The broader trend is clear: SaaS unbundled workflows; AI is rebundling them. What once demanded five separate tools and ten manual steps can now be accomplished end-to-end by a single intelligent agent operating through a unified data layer. Even transactions, previously gated by compliance and human intervention, are going autonomous, Visa’s recent move to allow agents to initiate payments underscores this evolution.

Importantly, this is not about adding AI to old systems. It is about building new systems AI-first. The next wave of startups will not retrofit intelligence onto SaaS, they will build from the ground up, with native AI capabilities, dynamic workflows, and continuous learning as their foundation.

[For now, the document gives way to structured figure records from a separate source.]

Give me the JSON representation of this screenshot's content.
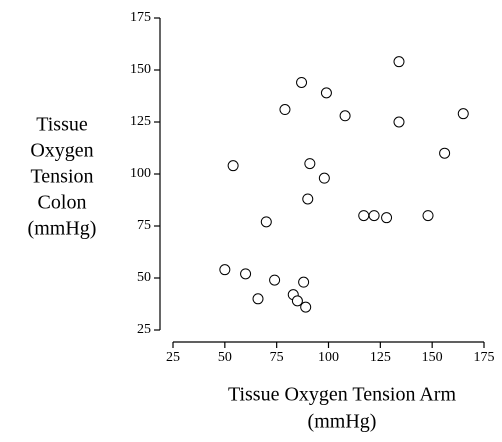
{
  "chart_data": {
    "type": "scatter",
    "x_label": [
      "Tissue Oxygen Tension Arm",
      "(mmHg)"
    ],
    "y_label": [
      "Tissue",
      "Oxygen",
      "Tension",
      "Colon",
      "(mmHg)"
    ],
    "x": [
      134,
      87,
      99,
      79,
      108,
      134,
      165,
      156,
      54,
      91,
      98,
      90,
      70,
      117,
      122,
      128,
      148,
      50,
      60,
      74,
      88,
      66,
      83,
      85,
      89
    ],
    "values": [
      154,
      144,
      139,
      131,
      128,
      125,
      129,
      110,
      104,
      105,
      98,
      88,
      77,
      80,
      80,
      79,
      80,
      54,
      52,
      49,
      48,
      40,
      42,
      39,
      36
    ],
    "color": "#000000",
    "xlim": [
      25,
      175
    ],
    "xticks": [
      25,
      50,
      75,
      100,
      125,
      150,
      175
    ],
    "ylim": [
      25,
      175
    ],
    "yticks": [
      25,
      50,
      75,
      100,
      125,
      150,
      175
    ]
  }
}
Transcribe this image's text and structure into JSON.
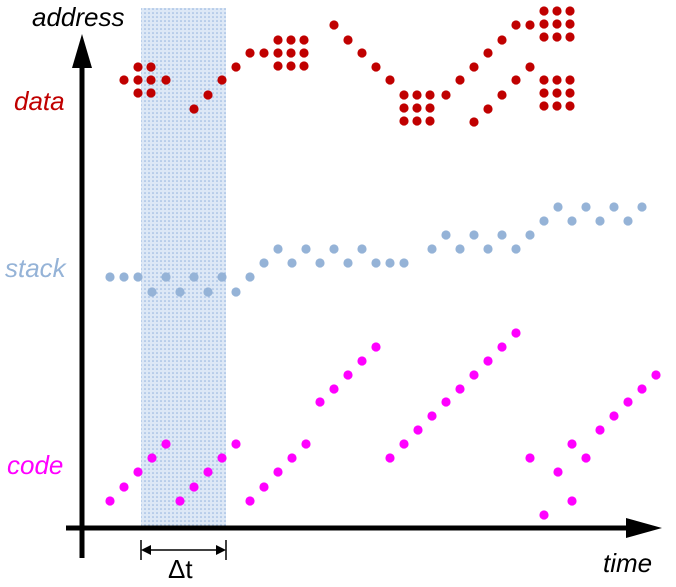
{
  "axes": {
    "y_label": "address",
    "x_label": "time"
  },
  "regions": {
    "data": {
      "label": "data",
      "color": "#c00000"
    },
    "stack": {
      "label": "stack",
      "color": "#95b3d7"
    },
    "code": {
      "label": "code",
      "color": "#ff00ff"
    }
  },
  "window": {
    "label": "Δt",
    "fill": "#c5d9f1"
  }
}
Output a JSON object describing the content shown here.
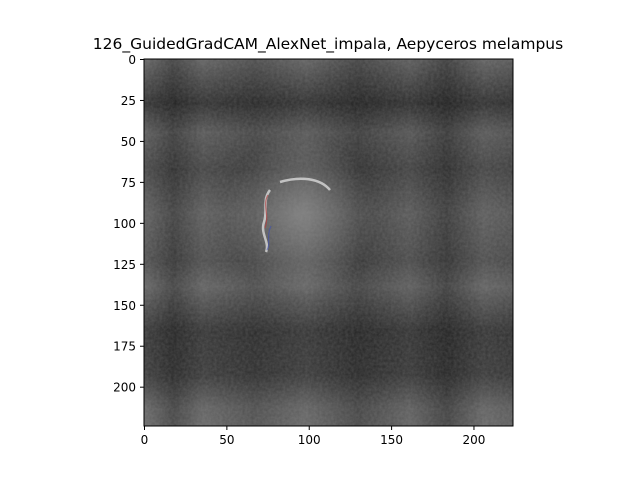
{
  "chart_data": {
    "type": "heatmap",
    "title": "126_GuidedGradCAM_AlexNet_impala, Aepyceros melampus",
    "xlabel": "",
    "ylabel": "",
    "xlim": [
      0,
      224
    ],
    "ylim": [
      224,
      0
    ],
    "x_ticks": [
      0,
      50,
      100,
      150,
      200
    ],
    "y_ticks": [
      0,
      25,
      50,
      75,
      100,
      125,
      150,
      175,
      200
    ],
    "colormap": "grayscale guided-gradient image",
    "grid": false,
    "legend": "none"
  }
}
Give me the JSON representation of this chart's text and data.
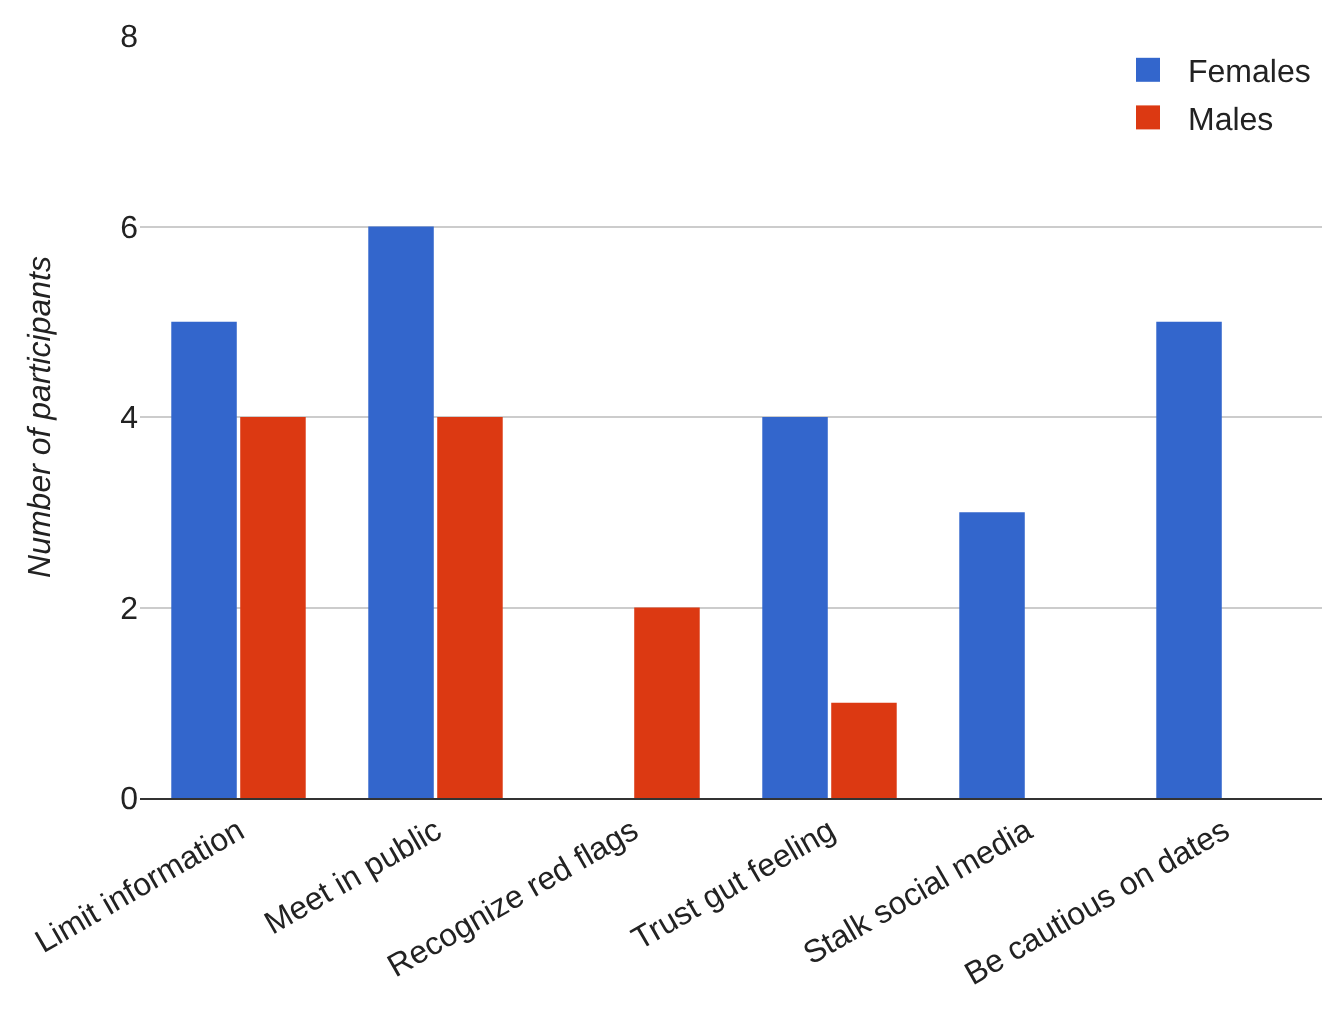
{
  "chart_data": {
    "type": "bar",
    "ylabel": "Number of participants",
    "categories": [
      "Limit information",
      "Meet in public",
      "Recognize red flags",
      "Trust gut feeling",
      "Stalk social media",
      "Be cautious on dates"
    ],
    "series": [
      {
        "name": "Females",
        "color": "#3366cc",
        "values": [
          5,
          6,
          0,
          4,
          3,
          5
        ]
      },
      {
        "name": "Males",
        "color": "#dc3912",
        "values": [
          4,
          4,
          2,
          1,
          0,
          0
        ]
      }
    ],
    "ylim": [
      0,
      8
    ],
    "yticks": [
      0,
      2,
      4,
      6,
      8
    ],
    "grid": "y",
    "legend": "top right"
  }
}
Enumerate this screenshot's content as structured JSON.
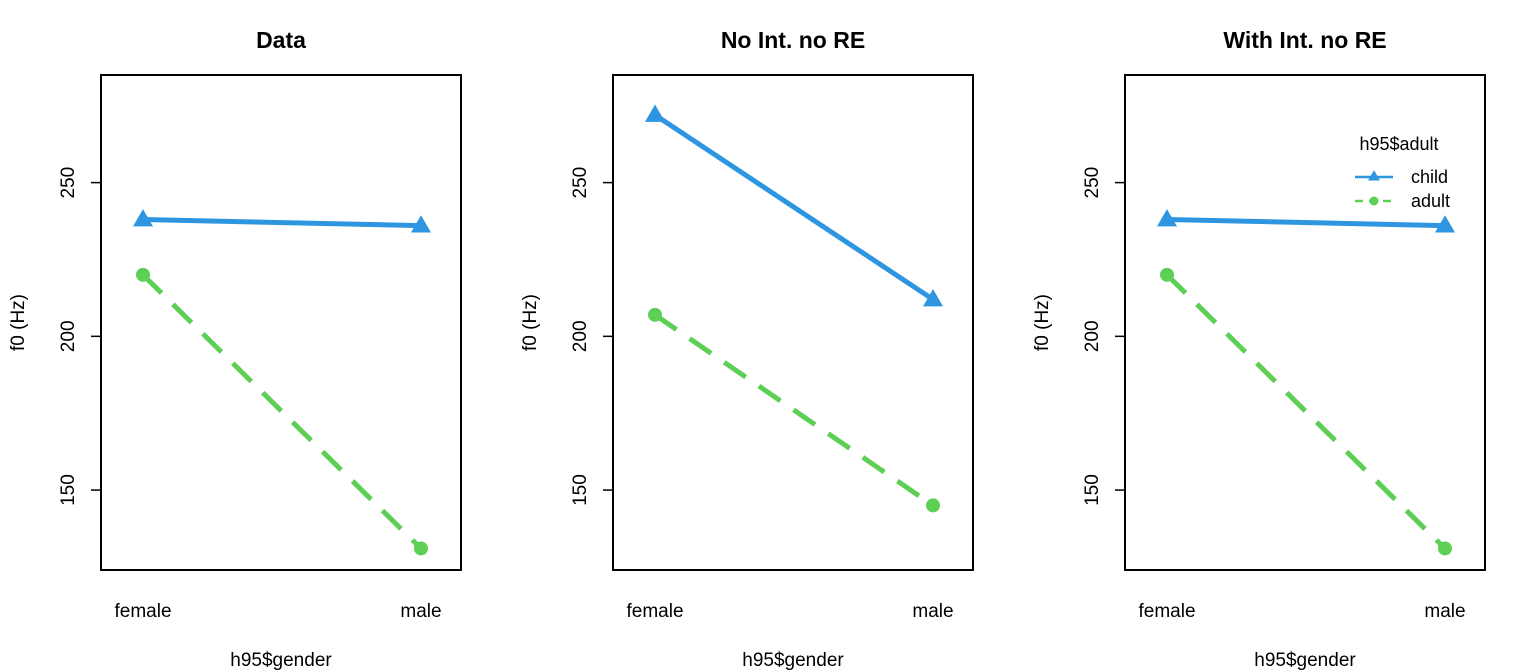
{
  "colors": {
    "child": "#2e96e0",
    "adult": "#5ecf55",
    "axis": "#000000",
    "background": "#ffffff"
  },
  "chart_data": [
    {
      "type": "line",
      "title": "Data",
      "xlabel": "h95$gender",
      "ylabel": "f0 (Hz)",
      "categories": [
        "female",
        "male"
      ],
      "ylim": [
        124,
        285
      ],
      "yticks": [
        150,
        200,
        250
      ],
      "grid": false,
      "series": [
        {
          "name": "child",
          "values": [
            238,
            236
          ],
          "marker": "triangle",
          "line": "solid"
        },
        {
          "name": "adult",
          "values": [
            220,
            131
          ],
          "marker": "circle",
          "line": "dashed"
        }
      ]
    },
    {
      "type": "line",
      "title": "No Int. no RE",
      "xlabel": "h95$gender",
      "ylabel": "f0 (Hz)",
      "categories": [
        "female",
        "male"
      ],
      "ylim": [
        124,
        285
      ],
      "yticks": [
        150,
        200,
        250
      ],
      "grid": false,
      "series": [
        {
          "name": "child",
          "values": [
            272,
            212
          ],
          "marker": "triangle",
          "line": "solid"
        },
        {
          "name": "adult",
          "values": [
            207,
            145
          ],
          "marker": "circle",
          "line": "dashed"
        }
      ]
    },
    {
      "type": "line",
      "title": "With Int. no RE",
      "xlabel": "h95$gender",
      "ylabel": "f0 (Hz)",
      "categories": [
        "female",
        "male"
      ],
      "ylim": [
        124,
        285
      ],
      "yticks": [
        150,
        200,
        250
      ],
      "grid": false,
      "legend": {
        "title": "h95$adult",
        "placement": "top-right",
        "entries": [
          "child",
          "adult"
        ]
      },
      "series": [
        {
          "name": "child",
          "values": [
            238,
            236
          ],
          "marker": "triangle",
          "line": "solid"
        },
        {
          "name": "adult",
          "values": [
            220,
            131
          ],
          "marker": "circle",
          "line": "dashed"
        }
      ]
    }
  ]
}
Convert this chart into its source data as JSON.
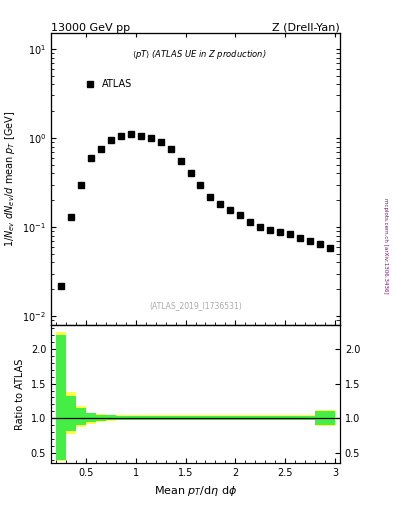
{
  "title_top": "13000 GeV pp",
  "title_top_right": "Z (Drell-Yan)",
  "annotation": "(ATLAS_2019_I1736531)",
  "side_text": "mcplots.cern.ch [arXiv:1306.3436]",
  "legend_label": "<pT> (ATLAS UE in Z production)",
  "atlas_label": "ATLAS",
  "ylabel": "1/N_{ev} dN_{ev}/d mean p_{T} [GeV]",
  "ylabel_ratio": "Ratio to ATLAS",
  "main_x": [
    0.25,
    0.35,
    0.45,
    0.55,
    0.65,
    0.75,
    0.85,
    0.95,
    1.05,
    1.15,
    1.25,
    1.35,
    1.45,
    1.55,
    1.65,
    1.75,
    1.85,
    1.95,
    2.05,
    2.15,
    2.25,
    2.35,
    2.45,
    2.55,
    2.65,
    2.75,
    2.85,
    2.95
  ],
  "main_y": [
    0.022,
    0.13,
    0.3,
    0.6,
    0.75,
    0.95,
    1.05,
    1.1,
    1.05,
    1.0,
    0.9,
    0.75,
    0.55,
    0.4,
    0.3,
    0.22,
    0.18,
    0.155,
    0.135,
    0.115,
    0.1,
    0.093,
    0.088,
    0.083,
    0.075,
    0.07,
    0.065,
    0.058
  ],
  "main_xerr": 0.05,
  "ylim_main": [
    0.008,
    15.0
  ],
  "xlim": [
    0.15,
    3.05
  ],
  "ratio_yellow_edges": [
    0.2,
    0.3,
    0.4,
    0.5,
    0.6,
    0.7,
    0.8,
    0.9,
    1.0,
    1.1,
    1.2,
    1.3,
    1.4,
    1.5,
    1.6,
    1.7,
    1.8,
    1.9,
    2.0,
    2.1,
    2.2,
    2.3,
    2.4,
    2.5,
    2.6,
    2.7,
    2.8,
    2.9,
    3.0
  ],
  "ratio_yellow_lo": [
    0.38,
    0.78,
    0.87,
    0.92,
    0.95,
    0.96,
    0.97,
    0.97,
    0.97,
    0.97,
    0.97,
    0.97,
    0.97,
    0.97,
    0.97,
    0.97,
    0.97,
    0.97,
    0.97,
    0.97,
    0.97,
    0.97,
    0.97,
    0.97,
    0.97,
    0.97,
    0.89,
    0.89
  ],
  "ratio_yellow_hi": [
    2.25,
    1.38,
    1.18,
    1.08,
    1.06,
    1.05,
    1.04,
    1.04,
    1.04,
    1.04,
    1.04,
    1.04,
    1.04,
    1.04,
    1.04,
    1.04,
    1.04,
    1.04,
    1.04,
    1.04,
    1.04,
    1.04,
    1.04,
    1.04,
    1.04,
    1.04,
    1.12,
    1.12
  ],
  "ratio_green_lo": [
    0.4,
    0.82,
    0.9,
    0.94,
    0.96,
    0.97,
    0.975,
    0.975,
    0.975,
    0.975,
    0.975,
    0.975,
    0.975,
    0.975,
    0.975,
    0.975,
    0.975,
    0.975,
    0.975,
    0.975,
    0.975,
    0.975,
    0.975,
    0.975,
    0.975,
    0.975,
    0.91,
    0.91
  ],
  "ratio_green_hi": [
    2.2,
    1.32,
    1.15,
    1.07,
    1.05,
    1.04,
    1.03,
    1.03,
    1.03,
    1.03,
    1.03,
    1.03,
    1.03,
    1.03,
    1.03,
    1.03,
    1.03,
    1.03,
    1.03,
    1.03,
    1.03,
    1.03,
    1.03,
    1.03,
    1.03,
    1.03,
    1.1,
    1.1
  ],
  "ylim_ratio": [
    0.35,
    2.35
  ],
  "yticks_ratio": [
    0.5,
    1.0,
    1.5,
    2.0
  ],
  "color_data": "#000000",
  "color_yellow": "#ffff44",
  "color_green": "#44ee44",
  "marker_style": "s",
  "marker_size": 4,
  "title_fontsize": 8,
  "label_fontsize": 7,
  "tick_fontsize": 7
}
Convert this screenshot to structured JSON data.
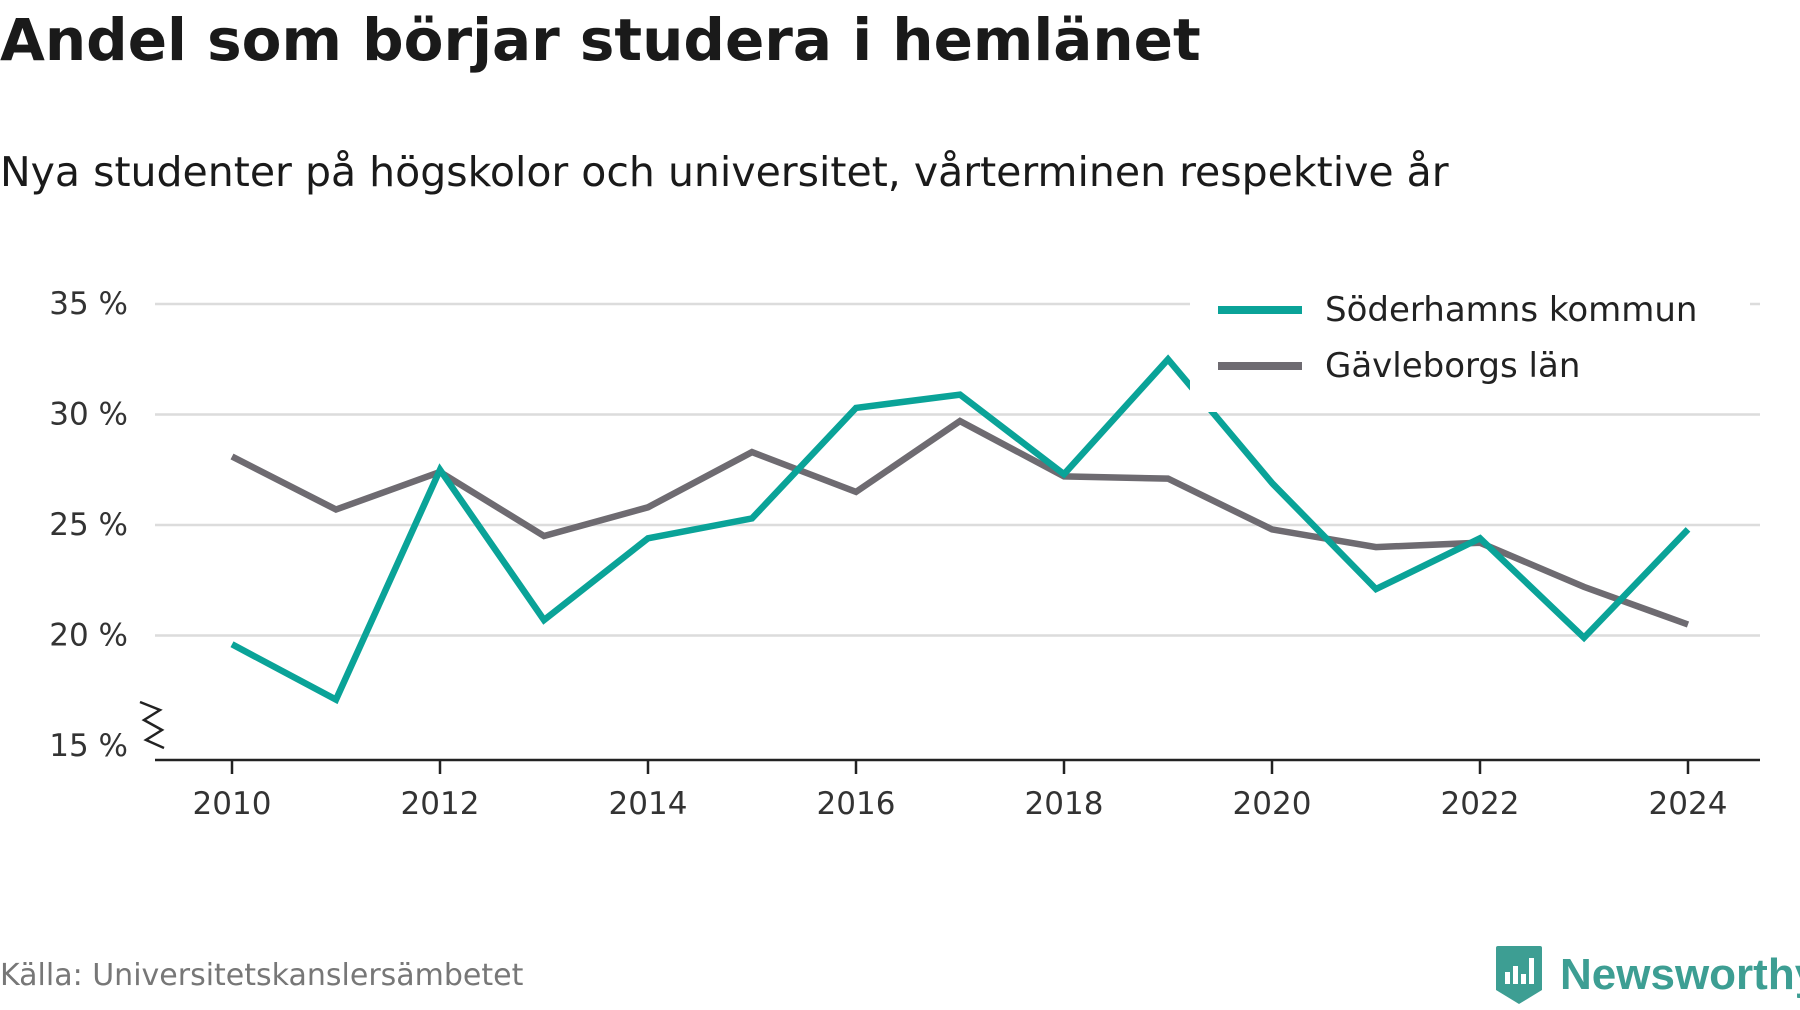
{
  "title": "Andel som börjar studera i hemlänet",
  "subtitle": "Nya studenter på högskolor och universitet, vårterminen respektive år",
  "source": "Källa: Universitetskanslersämbetet",
  "brand": {
    "name": "Newsworthy",
    "icon": "newsworthy-logo-icon",
    "color": "#3d9e93"
  },
  "chart_data": {
    "type": "line",
    "x": [
      2010,
      2011,
      2012,
      2013,
      2014,
      2015,
      2016,
      2017,
      2018,
      2019,
      2020,
      2021,
      2022,
      2023,
      2024
    ],
    "x_ticks": [
      "2010",
      "2012",
      "2014",
      "2016",
      "2018",
      "2020",
      "2022",
      "2024"
    ],
    "y_ticks": [
      "15 %",
      "20 %",
      "25 %",
      "30 %",
      "35 %"
    ],
    "ylim": [
      15,
      35
    ],
    "y_axis_break": true,
    "grid": true,
    "legend_position": "top-right",
    "series": [
      {
        "name": "Söderhamns kommun",
        "color": "#0aa398",
        "values": [
          19.6,
          17.1,
          27.5,
          20.7,
          24.4,
          25.3,
          30.3,
          30.9,
          27.3,
          32.5,
          26.9,
          22.1,
          24.4,
          19.9,
          24.8
        ]
      },
      {
        "name": "Gävleborgs län",
        "color": "#6e6b71",
        "values": [
          28.1,
          25.7,
          27.4,
          24.5,
          25.8,
          28.3,
          26.5,
          29.7,
          27.2,
          27.1,
          24.8,
          24.0,
          24.2,
          22.2,
          20.5
        ]
      }
    ]
  }
}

The emergence of vertical AI agents marks a turning point in enterprise software, one that builds on the exponential momentum of generative AI, foundation models, and automation. This new category of intelligent software is rapidly gaining traction due to several converging technological and market forces that are accelerating adoption.

One of the most significant catalysts was the release of ChatGPT in late 2022, which radically increased public awareness and corporate curiosity around AI. The resulting “tremendous sucking sound in the market for AI” has made it easier than ever for new agent-based solutions to gain adoption, far faster than previous software paradigms like SaaS or mobile.

This acceleration is fueled by the relentless improvement of large language models (LLMs). Unlike traditional SaaS software, which improves in slow, incremental cycles, products built on top of modern LLMs benefit from the underlying model's rapid evolution. As new, more powerful base models are released, every product and agent built atop them “automatically becomes better”, a pace of innovation many in the industry describe as “insane.”

Yet LLMs alone aren’t enough. The true foundation of AI agent effectiveness is data. Enterprises are beginning to realize that to unlock real AI value, they must invest in organizing and enriching their proprietary data, cleaning it, structuring it into knowledge graphs, embedding it into vector databases. As one expert noted, “The foundation work for all AI is data.” In this context, a company’s internal data becomes a durable competitive advantage and a catapult to success.

At the frontier of this evolution lies the concept of agent swarms, networks of interoperable AI agents that collaborate and distribute tasks dynamically. This vision extends into what some call the agent economy, where AI agents don’t just pass information, they perform transactions, manage resources, assess trustworthiness, and interact as autonomous economic actors. For this to materialize, robust payment infrastructure is key. New systems are emerging to authorize agents to make payments, enforce spending limits, and act on behalf of their users in financial ecosystems.

The driving force behind vertical AI agents is their deep domain specialization. Unlike general-purpose tools, these agents are built to understand the nuances of specific industries and roles, whether it’s legal reasoning, handling patient records, debugging gameplay, or conducting enterprise-grade research. This domain expertise allows agents to automate point tasks previously done by humans: customer support, legal reviews, user interviews, data entry, and more.

Importantly, vertical agents scale effortlessly. They’re always on, can handle thousands of simultaneous requests, and cost a fraction of what equivalent human labor would. As they interact with users and accumulate data, they continuously improve, offering faster responses and more accurate insights.

In the bigger picture, vertical AI agents are reversing a decade-long software trend. SaaS historically unbundled workflows into specialized, often siloed applications. AI agents, by contrast, are rebundling these workflows, seamlessly orchestrating tasks across tools, data sources, and systems without dashboards, drop-downs, or rigid logic layers. This rebundling doesn’t just improve efficiency; it renders many legacy SaaS interfaces obsolete.

In short, vertical AI agents are not just a new interface, they represent a new operating system for enterprise work. Their rise signals the end of the traditional SaaS era and the beginning of a more fluid, intelligent, and autonomous digital economy.